Lanark said quickly, “I’m very glad. Will you take me to Ozenfant’s studio?”

“But he’s recording.”

“He can’t be, I’ve just left him in the restaurant.”

“Don’t you know that heads of departments can feed and work at the same time? And he gets really poisonous when his music’s interrupted.”

“Take me to the studio, Gloopy.”

“All right, but I warned you.”

The door slid open and Lanark heard the complicated squealing of a string quartet playing very badly. He pulled the tapestry aside, went in and struck a hanging microphone with his shoulder. He was confronted by four music stands with people behind them. A gaunt woman in a red velvet gown was grappling a cello. Three men in tailcoats, white waistcoats and bow ties scraped on a viola and fiddles. One of them was Ozenfant.

He silenced the others with a hoarse cry and marched toward Lanark, fiddle under elbow and bow clutched in the right hand like a riding crop.
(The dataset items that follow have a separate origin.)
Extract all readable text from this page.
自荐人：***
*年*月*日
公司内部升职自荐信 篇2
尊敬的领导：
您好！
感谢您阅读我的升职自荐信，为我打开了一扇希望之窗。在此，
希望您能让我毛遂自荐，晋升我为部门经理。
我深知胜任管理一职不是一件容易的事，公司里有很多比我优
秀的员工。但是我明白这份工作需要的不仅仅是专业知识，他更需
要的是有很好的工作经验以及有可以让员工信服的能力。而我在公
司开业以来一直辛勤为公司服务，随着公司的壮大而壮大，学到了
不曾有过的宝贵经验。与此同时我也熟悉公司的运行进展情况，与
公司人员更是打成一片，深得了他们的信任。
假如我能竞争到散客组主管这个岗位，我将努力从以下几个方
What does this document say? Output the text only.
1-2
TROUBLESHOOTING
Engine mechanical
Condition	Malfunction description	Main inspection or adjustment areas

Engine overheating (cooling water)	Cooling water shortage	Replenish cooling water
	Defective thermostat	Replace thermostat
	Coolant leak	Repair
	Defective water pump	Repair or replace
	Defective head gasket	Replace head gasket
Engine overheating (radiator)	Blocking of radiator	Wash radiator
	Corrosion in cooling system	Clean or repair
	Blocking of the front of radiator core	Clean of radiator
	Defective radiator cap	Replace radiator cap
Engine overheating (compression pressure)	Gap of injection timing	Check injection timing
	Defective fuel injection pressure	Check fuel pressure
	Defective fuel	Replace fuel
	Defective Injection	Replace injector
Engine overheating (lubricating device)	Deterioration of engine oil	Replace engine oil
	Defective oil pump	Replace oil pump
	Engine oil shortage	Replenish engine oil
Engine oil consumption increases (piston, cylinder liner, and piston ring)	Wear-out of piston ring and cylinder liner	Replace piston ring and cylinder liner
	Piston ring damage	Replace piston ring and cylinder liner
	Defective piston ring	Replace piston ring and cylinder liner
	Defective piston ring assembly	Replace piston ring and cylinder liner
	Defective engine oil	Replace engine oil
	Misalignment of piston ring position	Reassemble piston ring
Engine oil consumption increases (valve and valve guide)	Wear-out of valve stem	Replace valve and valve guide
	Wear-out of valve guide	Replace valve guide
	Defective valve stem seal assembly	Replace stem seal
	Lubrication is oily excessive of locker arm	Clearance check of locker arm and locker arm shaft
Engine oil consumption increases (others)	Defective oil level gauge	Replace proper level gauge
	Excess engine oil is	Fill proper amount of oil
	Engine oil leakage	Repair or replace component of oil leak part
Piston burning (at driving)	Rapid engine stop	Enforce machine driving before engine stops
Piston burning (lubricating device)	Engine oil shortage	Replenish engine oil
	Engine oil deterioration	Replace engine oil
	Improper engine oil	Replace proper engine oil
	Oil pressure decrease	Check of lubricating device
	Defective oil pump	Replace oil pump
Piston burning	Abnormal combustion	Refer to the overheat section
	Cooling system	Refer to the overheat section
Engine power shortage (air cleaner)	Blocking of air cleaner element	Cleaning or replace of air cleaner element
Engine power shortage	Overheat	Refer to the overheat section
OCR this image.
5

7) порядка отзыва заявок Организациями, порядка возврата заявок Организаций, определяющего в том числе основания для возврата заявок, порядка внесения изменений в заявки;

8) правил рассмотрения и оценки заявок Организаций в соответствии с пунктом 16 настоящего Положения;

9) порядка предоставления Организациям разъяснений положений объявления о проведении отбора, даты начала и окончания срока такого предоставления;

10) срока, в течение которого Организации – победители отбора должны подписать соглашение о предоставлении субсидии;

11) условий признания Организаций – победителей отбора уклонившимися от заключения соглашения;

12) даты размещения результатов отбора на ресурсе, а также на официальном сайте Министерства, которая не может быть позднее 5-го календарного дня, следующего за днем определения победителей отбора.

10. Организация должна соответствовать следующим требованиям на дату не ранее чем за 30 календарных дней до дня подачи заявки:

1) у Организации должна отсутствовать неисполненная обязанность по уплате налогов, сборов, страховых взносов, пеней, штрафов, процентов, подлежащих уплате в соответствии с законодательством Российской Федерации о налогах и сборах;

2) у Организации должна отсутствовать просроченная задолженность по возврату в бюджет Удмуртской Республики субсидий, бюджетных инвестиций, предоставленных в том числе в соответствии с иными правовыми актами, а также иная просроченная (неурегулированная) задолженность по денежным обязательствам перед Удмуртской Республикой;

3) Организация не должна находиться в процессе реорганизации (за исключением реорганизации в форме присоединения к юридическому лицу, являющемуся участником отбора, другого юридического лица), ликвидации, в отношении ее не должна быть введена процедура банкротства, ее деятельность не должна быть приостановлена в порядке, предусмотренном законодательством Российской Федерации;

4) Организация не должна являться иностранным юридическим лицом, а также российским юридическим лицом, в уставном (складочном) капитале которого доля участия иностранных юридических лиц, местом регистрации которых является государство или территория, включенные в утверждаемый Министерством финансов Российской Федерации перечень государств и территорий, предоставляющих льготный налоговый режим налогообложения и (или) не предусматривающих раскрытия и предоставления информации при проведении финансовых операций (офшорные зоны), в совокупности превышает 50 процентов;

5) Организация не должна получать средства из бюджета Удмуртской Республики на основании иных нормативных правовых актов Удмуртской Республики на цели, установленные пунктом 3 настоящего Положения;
When his face was an inch from Lanark’s he stopped and whispered, “Of course you knew I was recording?”

“Yes.”

Ozenfant began speaking in a quiet voice which grew steadily to a deafening yell: “Dr. Lanark, you have been allowed very special privileges. You use a public ward as a private apartment. You employ my name in lifts and they take you everywhere direct. You ignore my advice, disdain my friendship, sneer at my food and now! Now you deliberately ruin the recording of an immortal harmony which might save the souls of thousands! What other insults do you plan to heap on me?”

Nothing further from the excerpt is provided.